From the Talent 2.0 Steering Committee: The Power of Community
By Adam Crowe
Editor’s note: Adam Crowe’s day job is economic development manager for the Larimer County Economic and Workforce Development Department. He builds relationships with local business leaders in order to collaborate and offer solutions to workforce needs. Adam joined the Larimer County Workforce Center in 2004, and has supported the invention and re-invention of a variety of services including Colorado Youth Wins, internships, wage reimbursement (OJT), incumbent worker training and other services offered by Larimer County Workforce Center.
My family has no idea what I do for work.
In fact, this has become one of our most common dinner table topics for many years. The discussions usually start with a question of how my day was, and a few sentences into my reply I start hearing “I don’t understand,” “that makes no sense” or “That’s nice.”
My partner teases me by saying that when I talk about a project at work, all she can hear is the teacher’s voice from Charlie Brown, “Wa wawa wahh…” Picking up on the sentiment, our youngest kid has become convinced that I was trained by the CIA to describe my job in a way that keeps people from remembering what I’ve said. Which, of course, is meant to protect my true identity as a deep-cover clandestine international agent. If you’ve ever met me, it’s very obvious that I’d make a horrible secret agent. I’ve never met a stranger and I have a profound inability to blend in. These two traits alone would guarantee a disastrous career with the CIA.

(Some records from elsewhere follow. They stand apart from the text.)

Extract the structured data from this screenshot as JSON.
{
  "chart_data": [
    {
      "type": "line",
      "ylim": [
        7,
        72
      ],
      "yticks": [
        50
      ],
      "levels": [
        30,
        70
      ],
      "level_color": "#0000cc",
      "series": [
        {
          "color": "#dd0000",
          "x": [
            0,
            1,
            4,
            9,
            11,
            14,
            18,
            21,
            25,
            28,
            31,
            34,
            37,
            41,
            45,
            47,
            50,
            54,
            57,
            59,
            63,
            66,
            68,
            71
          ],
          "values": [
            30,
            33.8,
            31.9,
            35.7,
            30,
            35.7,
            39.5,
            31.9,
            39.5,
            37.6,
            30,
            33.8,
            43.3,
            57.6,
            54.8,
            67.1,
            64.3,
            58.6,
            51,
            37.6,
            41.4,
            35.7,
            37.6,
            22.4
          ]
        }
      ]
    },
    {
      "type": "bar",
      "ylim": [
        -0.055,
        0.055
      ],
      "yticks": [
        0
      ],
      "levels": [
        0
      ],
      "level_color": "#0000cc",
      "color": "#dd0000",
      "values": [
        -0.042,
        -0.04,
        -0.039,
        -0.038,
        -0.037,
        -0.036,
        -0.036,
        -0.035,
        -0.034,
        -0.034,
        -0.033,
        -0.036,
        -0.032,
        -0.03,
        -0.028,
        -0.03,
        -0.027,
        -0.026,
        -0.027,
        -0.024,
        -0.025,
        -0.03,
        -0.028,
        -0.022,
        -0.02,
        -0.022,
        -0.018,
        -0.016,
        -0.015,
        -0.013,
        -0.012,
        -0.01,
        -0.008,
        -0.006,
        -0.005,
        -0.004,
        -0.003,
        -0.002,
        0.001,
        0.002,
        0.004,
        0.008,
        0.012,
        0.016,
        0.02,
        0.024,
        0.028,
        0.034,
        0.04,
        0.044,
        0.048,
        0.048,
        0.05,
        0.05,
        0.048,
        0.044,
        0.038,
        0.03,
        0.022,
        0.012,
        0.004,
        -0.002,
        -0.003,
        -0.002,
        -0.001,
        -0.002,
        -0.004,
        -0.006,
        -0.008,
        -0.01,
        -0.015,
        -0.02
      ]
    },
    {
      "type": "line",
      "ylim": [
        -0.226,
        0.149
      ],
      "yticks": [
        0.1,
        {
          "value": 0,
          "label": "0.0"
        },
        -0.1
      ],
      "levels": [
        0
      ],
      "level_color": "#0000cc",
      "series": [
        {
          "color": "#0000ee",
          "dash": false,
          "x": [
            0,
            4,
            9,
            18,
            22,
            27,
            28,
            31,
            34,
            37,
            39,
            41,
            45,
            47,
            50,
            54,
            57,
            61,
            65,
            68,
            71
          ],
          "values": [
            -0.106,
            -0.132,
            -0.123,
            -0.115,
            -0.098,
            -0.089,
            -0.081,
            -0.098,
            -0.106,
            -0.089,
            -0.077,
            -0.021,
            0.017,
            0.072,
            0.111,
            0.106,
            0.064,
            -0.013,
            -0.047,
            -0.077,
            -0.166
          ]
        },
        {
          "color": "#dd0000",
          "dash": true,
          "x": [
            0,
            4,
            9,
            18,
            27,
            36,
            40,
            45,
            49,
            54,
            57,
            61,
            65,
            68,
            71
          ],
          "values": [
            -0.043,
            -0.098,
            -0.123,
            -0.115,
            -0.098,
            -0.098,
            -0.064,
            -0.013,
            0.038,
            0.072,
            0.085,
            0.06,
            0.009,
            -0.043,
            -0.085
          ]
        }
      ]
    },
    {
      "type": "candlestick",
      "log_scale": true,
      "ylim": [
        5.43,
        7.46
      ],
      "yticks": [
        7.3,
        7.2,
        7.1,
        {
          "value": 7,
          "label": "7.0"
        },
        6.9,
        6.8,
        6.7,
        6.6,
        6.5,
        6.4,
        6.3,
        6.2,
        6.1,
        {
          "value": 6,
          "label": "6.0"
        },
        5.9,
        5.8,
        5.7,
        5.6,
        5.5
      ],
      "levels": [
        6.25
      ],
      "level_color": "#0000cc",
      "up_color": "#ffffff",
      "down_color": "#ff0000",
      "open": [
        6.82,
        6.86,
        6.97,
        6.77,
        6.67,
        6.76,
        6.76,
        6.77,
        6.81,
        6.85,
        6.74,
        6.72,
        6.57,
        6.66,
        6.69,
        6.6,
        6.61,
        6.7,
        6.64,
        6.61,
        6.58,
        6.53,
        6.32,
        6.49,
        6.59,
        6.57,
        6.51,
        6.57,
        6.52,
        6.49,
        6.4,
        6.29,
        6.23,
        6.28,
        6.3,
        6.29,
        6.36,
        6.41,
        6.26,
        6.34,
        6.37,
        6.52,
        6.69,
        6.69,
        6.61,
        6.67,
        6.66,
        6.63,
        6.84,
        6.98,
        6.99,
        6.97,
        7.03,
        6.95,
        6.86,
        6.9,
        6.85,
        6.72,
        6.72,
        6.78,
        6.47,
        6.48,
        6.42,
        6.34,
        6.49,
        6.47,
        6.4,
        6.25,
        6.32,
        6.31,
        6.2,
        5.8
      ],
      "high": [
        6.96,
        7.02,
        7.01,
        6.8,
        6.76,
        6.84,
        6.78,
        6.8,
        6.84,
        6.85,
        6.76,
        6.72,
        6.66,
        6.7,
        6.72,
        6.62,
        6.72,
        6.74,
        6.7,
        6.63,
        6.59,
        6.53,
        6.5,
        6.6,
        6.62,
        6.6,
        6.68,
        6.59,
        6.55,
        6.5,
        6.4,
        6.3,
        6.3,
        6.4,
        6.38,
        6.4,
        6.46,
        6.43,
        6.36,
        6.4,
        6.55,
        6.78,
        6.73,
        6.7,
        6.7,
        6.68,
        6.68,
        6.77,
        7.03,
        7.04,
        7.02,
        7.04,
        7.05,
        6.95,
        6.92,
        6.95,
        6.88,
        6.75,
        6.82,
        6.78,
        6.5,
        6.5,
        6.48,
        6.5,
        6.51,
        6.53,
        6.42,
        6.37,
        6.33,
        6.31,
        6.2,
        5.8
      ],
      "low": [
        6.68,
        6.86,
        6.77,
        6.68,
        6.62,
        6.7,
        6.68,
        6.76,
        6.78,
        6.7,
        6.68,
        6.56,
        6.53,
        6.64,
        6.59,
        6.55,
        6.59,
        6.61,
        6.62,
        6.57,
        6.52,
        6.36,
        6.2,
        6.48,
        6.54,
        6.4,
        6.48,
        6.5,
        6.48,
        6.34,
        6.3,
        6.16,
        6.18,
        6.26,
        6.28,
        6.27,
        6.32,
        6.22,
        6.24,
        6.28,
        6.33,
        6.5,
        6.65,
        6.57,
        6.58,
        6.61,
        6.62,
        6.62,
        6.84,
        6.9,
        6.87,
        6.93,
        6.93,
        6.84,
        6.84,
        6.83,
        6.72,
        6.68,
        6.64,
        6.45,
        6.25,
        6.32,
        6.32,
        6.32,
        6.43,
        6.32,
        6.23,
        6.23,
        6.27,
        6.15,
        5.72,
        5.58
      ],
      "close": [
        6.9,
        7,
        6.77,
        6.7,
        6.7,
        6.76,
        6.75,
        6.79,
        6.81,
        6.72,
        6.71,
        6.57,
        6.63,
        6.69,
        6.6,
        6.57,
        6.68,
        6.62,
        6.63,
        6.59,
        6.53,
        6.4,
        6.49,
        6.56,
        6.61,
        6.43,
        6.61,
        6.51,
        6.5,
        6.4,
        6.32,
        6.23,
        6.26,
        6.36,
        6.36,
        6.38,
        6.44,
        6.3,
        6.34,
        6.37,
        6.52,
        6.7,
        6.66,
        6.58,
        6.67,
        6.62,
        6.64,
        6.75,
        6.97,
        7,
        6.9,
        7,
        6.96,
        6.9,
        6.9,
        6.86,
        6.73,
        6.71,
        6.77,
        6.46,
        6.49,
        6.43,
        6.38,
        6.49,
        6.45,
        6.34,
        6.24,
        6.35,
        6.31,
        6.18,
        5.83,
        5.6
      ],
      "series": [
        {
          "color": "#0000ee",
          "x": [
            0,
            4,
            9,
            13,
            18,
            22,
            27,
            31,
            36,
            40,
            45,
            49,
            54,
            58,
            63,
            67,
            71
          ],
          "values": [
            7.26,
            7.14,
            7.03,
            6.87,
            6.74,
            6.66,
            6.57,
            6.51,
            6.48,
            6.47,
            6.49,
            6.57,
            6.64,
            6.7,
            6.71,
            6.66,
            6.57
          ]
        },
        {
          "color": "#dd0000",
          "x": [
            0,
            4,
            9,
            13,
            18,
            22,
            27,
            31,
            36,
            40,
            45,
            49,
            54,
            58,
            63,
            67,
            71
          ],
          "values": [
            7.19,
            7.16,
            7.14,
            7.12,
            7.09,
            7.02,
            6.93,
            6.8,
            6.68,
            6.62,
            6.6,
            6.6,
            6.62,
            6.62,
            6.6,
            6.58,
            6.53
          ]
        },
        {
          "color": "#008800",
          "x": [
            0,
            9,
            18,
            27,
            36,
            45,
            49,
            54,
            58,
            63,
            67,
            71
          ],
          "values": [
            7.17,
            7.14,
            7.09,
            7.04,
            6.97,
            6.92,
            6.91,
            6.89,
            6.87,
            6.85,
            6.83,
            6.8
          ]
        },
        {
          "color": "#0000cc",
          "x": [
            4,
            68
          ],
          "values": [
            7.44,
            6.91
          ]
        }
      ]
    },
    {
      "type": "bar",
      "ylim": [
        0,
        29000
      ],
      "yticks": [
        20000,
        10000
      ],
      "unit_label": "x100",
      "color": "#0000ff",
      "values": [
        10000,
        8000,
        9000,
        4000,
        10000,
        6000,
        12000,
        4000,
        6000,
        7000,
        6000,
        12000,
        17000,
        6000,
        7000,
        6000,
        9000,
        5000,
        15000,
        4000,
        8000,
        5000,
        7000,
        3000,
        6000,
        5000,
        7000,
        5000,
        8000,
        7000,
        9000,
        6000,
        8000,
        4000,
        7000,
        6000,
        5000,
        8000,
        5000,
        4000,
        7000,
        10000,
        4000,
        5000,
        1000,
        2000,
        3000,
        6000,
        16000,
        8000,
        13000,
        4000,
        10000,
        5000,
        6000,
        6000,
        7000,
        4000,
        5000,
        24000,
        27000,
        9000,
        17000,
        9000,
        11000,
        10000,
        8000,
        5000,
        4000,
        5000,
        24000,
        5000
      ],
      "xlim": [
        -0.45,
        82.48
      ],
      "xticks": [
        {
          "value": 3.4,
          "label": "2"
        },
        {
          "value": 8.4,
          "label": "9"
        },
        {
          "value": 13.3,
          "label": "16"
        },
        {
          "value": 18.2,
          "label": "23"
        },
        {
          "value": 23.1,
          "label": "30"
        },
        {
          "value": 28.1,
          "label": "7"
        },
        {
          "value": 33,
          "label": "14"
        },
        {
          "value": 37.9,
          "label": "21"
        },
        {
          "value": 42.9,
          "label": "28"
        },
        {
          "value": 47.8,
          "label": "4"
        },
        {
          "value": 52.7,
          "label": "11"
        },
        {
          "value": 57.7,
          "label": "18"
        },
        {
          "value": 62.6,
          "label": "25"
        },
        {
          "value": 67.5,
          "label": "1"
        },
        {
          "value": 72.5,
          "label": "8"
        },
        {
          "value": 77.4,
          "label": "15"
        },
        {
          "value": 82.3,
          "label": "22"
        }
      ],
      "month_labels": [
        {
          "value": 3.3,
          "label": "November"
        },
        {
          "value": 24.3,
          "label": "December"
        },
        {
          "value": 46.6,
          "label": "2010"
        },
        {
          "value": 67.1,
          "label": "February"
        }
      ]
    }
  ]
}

It took me many years to realize that this good-natured ribbing from my family has a lot more to do with our community than my “super-secret” job. When I travel to other parts of the country and meet new people at a social event, most discussions start with the obligatory “What do you do?” As we all know, most people asking this question are looking for an easy conversation starter and are only mildly interested in the actual answer.
However, in Northern Colorado I’m very rarely asked what I do for a living by people I meet. Instead, we bond over what we do outside work, often focusing on our families and how we are involved with a community group or local cause. I’m not exactly sure why these are the topics we discuss with new friends, but my best guess is that we’re searching for people who have a similar sense of purpose. Family is an easy topic to start with because we all want a happy and healthy family, but it’s interesting how quickly we gravitate to discussions about community involvement.
Although, this shouldn’t surprise me because Northern Colorado towns and cities are regularly featured on lists of the top cities of where to live, raise a family, or start a business. A community doesn’t receive these accolades and rise to the top without residents who rally together and work hard to overcome challenges and focus on improvement
Our community certainly has its share of issues, and with the pandemic every community in the world has been given a whole lot more to overcome. I’m proud to live in a place where we recognize our challenges and are surrounded by people whose first response is to roll-up their sleeves to get involved.
Anyone new to Northern Colorado will quickly understand that purposeful community engagement is our way of life. Having raised our family here, it’s easy to forgive them for not knowing the details of my job because they’re more focused on connecting with people who have a shared purpose.
While my family may not know what I do for work, they know the power of community and that we all play a key role in maintaining Northern Colorado as one of the best places to work and live.